Wilhelm von Preußen wurde am 6. Mai 1882 in Potsdam als Sohn des damaligen Kronprinzen Wilhelm und seiner Ehefrau Kronprinzessin Auguste Viktoria geboren. Ab dem Besuch der Untersekunda im Jahr 1896 bewohnte er das sogenannte Prinzenhaus in Plön. Von 1901 bis 1903 studierte Wilhelm von Preußen Staats- und Verwaltungsrecht in Bonn. 1911 übernahm er das Kommando des 1. Leib-Husaren-Regiments Nr. 1 in Danzig. Während des Ersten Weltkrieges war er nominell Kommandeur der 5. Armee. Nach der deutschen Kapitulation 1918 war Wilhelm von Preußen in den Niederlanden ansässig und kehrte 1923 als Privatmann nach Deutschland zurück.
Der Kronprinz pflegte wohl schon seit ca. 1910 eine Nahe zum Alldeutschen Verbund. Bereits in frühen Stellungnahmen nach der Revolution von 1918 sind antisemitische und antidemokratische Äußerungen von Wilhelm von Preußen überliefert. So machte der ehemalige Kronprinz Juden öffentlich für den Niedergang des Deutschen Reiches und der Revolution verantwortlich.
Gleichzeitig unterhielt er bis mindestens 1933 Beziehungen zur jüdischen Oberschicht. Diese Beziehungen führten jedoch nicht dazu, dass Wilhelm öffentlich die nationalsozialistische Verfolgung und Ermordung von Juden ablehnte. Nach der Abdankung seines Vaters war der ehemalige Kronprinz bereits seit seiner Zeit im niederländischen Exil dem rechten Rand zuzuordnen. Wilhelm von Preußen war spätestens mit dem Aufkommen des italienischen Faschismus ab 1924 davon überzeugt davon, dass Deutschland einen Diktator brauche.

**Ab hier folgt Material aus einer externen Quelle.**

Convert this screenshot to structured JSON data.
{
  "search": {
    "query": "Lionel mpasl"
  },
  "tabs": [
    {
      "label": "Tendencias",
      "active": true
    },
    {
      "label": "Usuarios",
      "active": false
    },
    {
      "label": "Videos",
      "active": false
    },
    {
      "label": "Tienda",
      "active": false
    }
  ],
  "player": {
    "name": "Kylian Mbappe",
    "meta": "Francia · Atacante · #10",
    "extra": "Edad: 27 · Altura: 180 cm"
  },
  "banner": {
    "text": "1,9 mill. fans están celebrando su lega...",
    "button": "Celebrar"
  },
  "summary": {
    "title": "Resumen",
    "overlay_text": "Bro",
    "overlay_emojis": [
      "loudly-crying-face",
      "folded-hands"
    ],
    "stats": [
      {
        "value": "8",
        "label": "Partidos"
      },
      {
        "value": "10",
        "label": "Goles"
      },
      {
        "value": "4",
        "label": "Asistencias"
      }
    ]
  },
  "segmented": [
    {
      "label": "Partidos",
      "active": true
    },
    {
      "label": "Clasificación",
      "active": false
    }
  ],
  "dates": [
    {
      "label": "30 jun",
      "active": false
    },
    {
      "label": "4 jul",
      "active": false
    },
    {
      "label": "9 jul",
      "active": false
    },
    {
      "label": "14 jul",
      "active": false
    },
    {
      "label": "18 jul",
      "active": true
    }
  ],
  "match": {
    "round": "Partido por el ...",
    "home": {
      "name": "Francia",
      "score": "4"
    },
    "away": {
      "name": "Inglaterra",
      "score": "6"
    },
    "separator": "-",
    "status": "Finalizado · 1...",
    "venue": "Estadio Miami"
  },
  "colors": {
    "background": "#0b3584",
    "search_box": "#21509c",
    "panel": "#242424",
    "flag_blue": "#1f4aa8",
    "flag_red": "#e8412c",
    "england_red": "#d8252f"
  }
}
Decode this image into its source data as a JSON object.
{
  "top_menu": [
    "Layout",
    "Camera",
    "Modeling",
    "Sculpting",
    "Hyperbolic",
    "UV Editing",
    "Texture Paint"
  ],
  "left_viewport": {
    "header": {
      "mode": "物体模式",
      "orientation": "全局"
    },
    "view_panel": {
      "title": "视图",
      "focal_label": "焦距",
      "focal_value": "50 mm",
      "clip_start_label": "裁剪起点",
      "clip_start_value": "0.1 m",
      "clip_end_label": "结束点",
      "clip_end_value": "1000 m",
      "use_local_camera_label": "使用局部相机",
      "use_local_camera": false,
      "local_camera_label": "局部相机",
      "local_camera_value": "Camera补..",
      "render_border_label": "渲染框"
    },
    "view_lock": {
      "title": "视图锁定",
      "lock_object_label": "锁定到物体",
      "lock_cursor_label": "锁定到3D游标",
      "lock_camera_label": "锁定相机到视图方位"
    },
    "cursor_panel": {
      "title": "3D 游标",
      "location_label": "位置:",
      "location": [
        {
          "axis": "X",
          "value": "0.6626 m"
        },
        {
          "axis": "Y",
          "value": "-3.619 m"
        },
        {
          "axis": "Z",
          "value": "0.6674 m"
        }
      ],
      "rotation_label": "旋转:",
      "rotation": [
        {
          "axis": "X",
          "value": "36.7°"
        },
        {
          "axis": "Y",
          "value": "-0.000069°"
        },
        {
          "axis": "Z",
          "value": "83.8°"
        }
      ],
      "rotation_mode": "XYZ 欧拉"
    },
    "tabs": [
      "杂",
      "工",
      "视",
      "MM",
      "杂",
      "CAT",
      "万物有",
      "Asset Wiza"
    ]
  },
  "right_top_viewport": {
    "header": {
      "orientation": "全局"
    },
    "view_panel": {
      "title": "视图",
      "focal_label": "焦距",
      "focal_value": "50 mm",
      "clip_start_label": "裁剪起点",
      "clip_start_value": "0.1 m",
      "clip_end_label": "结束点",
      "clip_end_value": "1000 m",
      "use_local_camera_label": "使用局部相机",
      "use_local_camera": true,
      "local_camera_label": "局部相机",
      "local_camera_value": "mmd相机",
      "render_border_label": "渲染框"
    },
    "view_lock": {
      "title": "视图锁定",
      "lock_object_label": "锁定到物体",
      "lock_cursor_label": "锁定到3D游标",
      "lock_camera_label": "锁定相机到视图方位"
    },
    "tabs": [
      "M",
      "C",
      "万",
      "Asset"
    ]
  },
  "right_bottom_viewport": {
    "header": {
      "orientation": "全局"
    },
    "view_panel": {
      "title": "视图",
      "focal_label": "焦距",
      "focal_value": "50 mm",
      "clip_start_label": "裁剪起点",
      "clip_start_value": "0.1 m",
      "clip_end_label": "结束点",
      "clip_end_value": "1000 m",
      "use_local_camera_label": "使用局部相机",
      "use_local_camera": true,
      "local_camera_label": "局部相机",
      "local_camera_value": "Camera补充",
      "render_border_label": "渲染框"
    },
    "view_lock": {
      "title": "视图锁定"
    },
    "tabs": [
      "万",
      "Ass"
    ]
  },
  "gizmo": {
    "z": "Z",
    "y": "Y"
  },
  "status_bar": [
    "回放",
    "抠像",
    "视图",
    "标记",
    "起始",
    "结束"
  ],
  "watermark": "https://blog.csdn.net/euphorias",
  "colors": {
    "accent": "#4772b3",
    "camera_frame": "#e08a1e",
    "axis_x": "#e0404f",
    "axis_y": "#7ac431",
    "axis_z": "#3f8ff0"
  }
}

Ein weiterer Indikator für die Begeisterung des ehemaligen Kronprinzen für den Faschismus war seine Mitgliedschaft in der profaschistischen Gesellschaft zum Studium des Faschismus. Hier wurden unter anderem Netzwerke geknüpft und antidemokratische Konzepte diskutiert.
Die politische Agenda Wilhelms von Preußen war durchgängig von einer Restauration der Hohenzollern-Monarchie getragen, auch wenn es für dieses Vorhaben keine konkreten und realistischen Planungen gab. 1929 trat von Preußen dem »Stahlhelm« bei. Bereits zuvor hatte er sich immer mehr der Organisation von alten Frontkämpfern angenähert, die als größter republikfeindlicher Wehrverband der Weimarer Republik galt. Wilhelm von Preußen trat außerdem regelmäßig bei öffentlichen Veranstaltungen des »Stahlhelms – Bund der Frontsoldaten« auf.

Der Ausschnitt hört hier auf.